Carnet de bord, Chant/champs libre
Texte dédié aux mémoires de :
- Semira Adamu,
- Pascal Marchand,
- au collectif contre les expulsions (1998),
- à tous les collectifs sans papiers et contre les camps de rétention qui continuent la lutte aujourd’hui.
Texte | Maïa Chauvier |
Aide à l’écriture | Frédéric Thomas |
Survivre. Par des chants discontinus. Raconter ; être ce témoin qui a vécu ou n’a pas vécu.
Née sur un territoire qui n’existe pas, morte quand on ne trouve pas les détours.
Être parmi les histoires clandestines sans grand H, sans frontières.
Des contagions c’est tout….
Être parmi les flammes fragiles sous les pluies artificielles, les grandes machines escortées de boucliers et de matraques avançant, carnivores de visages en plein jour.
Une nuit, être parmi les torches qui percent l’isolement des camps quand de l’intérieur, on entend les cris « liberté »
Cela se passe ici, cela se passe ailleurs, hier et aujourd’hui des barbelés, des foulards qu’on agite derrière des fenêtres…
Alors ils ont rompu le silence, le cri ne suffisait plus, il lui fallait le geste…
Ils ont brisé les barbelés. Pas tous/pas toutes. D’autres étaient dans des cellules en isolement total.
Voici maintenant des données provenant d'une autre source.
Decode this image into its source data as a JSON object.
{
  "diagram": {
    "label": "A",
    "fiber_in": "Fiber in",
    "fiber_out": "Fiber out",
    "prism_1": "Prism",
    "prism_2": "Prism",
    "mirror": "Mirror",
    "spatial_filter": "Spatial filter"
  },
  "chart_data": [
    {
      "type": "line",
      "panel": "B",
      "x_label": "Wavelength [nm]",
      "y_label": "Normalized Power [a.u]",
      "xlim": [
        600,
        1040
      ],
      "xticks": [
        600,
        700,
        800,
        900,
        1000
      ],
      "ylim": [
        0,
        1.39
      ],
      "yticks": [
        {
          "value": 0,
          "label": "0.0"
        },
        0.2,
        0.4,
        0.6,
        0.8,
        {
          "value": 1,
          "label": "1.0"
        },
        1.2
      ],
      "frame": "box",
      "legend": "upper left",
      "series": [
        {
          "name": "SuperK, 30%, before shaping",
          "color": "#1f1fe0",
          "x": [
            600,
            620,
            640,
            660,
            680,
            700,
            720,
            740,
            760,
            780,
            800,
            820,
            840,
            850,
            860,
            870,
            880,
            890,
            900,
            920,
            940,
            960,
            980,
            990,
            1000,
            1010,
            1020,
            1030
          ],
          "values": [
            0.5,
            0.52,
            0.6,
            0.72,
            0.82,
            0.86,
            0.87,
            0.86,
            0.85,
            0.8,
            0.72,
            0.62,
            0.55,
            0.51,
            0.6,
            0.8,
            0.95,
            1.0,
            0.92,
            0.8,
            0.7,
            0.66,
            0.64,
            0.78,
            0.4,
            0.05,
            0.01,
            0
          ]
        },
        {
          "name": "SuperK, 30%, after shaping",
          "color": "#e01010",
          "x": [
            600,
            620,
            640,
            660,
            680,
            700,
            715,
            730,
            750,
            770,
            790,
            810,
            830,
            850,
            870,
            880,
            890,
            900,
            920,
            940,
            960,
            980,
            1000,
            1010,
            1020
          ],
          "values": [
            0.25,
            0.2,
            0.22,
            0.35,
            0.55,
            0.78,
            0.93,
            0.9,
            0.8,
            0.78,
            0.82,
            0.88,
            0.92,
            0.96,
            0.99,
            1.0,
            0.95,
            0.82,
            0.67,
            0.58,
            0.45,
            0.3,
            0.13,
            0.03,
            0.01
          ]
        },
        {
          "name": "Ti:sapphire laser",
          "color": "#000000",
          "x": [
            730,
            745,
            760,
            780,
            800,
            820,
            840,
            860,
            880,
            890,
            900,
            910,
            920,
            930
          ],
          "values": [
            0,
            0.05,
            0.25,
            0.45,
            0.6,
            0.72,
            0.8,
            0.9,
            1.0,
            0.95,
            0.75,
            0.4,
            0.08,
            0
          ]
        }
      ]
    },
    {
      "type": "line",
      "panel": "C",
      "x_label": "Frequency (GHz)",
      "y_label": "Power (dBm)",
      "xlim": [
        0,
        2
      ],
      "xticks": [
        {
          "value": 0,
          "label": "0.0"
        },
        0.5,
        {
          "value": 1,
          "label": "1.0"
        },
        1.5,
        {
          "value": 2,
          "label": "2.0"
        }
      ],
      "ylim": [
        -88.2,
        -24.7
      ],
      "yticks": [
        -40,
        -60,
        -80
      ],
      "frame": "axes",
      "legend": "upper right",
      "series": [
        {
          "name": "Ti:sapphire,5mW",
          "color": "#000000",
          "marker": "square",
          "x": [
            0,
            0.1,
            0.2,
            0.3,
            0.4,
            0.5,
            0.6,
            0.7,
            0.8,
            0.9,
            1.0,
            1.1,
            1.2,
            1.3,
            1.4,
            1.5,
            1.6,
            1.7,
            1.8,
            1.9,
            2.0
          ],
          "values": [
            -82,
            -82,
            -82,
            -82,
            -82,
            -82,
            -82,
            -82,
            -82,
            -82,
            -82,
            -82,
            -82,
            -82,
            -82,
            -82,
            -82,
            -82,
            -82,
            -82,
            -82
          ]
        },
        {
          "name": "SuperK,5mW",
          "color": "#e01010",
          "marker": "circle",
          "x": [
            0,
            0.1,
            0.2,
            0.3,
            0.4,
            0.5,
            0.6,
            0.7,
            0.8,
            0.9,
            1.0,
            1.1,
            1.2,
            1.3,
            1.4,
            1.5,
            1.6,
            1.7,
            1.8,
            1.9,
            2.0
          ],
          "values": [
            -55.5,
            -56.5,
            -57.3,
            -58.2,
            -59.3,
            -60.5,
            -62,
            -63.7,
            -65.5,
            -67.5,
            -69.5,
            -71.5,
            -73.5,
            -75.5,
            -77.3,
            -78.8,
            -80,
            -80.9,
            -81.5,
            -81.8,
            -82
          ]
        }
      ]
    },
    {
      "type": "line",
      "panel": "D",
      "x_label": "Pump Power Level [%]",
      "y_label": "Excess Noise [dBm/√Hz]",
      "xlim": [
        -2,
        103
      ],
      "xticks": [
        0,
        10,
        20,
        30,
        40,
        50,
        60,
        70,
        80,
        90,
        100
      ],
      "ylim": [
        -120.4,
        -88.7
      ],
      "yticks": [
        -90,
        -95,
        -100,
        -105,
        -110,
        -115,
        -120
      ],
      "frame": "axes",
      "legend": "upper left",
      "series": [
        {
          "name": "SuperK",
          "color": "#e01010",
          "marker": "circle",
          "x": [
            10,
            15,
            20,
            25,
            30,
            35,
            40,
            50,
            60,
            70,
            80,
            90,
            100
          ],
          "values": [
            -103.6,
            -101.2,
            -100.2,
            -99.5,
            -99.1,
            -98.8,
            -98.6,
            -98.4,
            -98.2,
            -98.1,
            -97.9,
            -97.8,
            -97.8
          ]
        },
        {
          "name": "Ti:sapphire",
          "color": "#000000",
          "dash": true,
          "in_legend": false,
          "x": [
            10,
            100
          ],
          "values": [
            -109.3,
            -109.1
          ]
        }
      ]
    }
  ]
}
Ils ont couru à travers les champs, L’instant resplendissait.
Ils ont migré,
Où sont-elles, où sont-ils dans quel pays, quelle importance ?
Ils et elles sont nés tant de fois, avec des noms multiples, devenus innommables.
Espérer qu’ils balafrent les nations, qu’ils leur échappent,
Espérer sans espoir. Les évasions sont rares…
S’appeler tant de noms qu’on a oubliés.
…
Et puis il y a les rencontres, les paysages qui nous marquent ou nous accompagnent.
Les départs venus trop tôt.
Les noms qui vivent en nous.
Des corps qui battent la nécessité du bord du monde de témoigner.
Sans avoir été les témoins. Parfois même nous sont-elles restées inconnus.
Cette voix sans visage qui résonnait au bout du fil…
Jamais vue, juste entendue…lue dans ses lettres.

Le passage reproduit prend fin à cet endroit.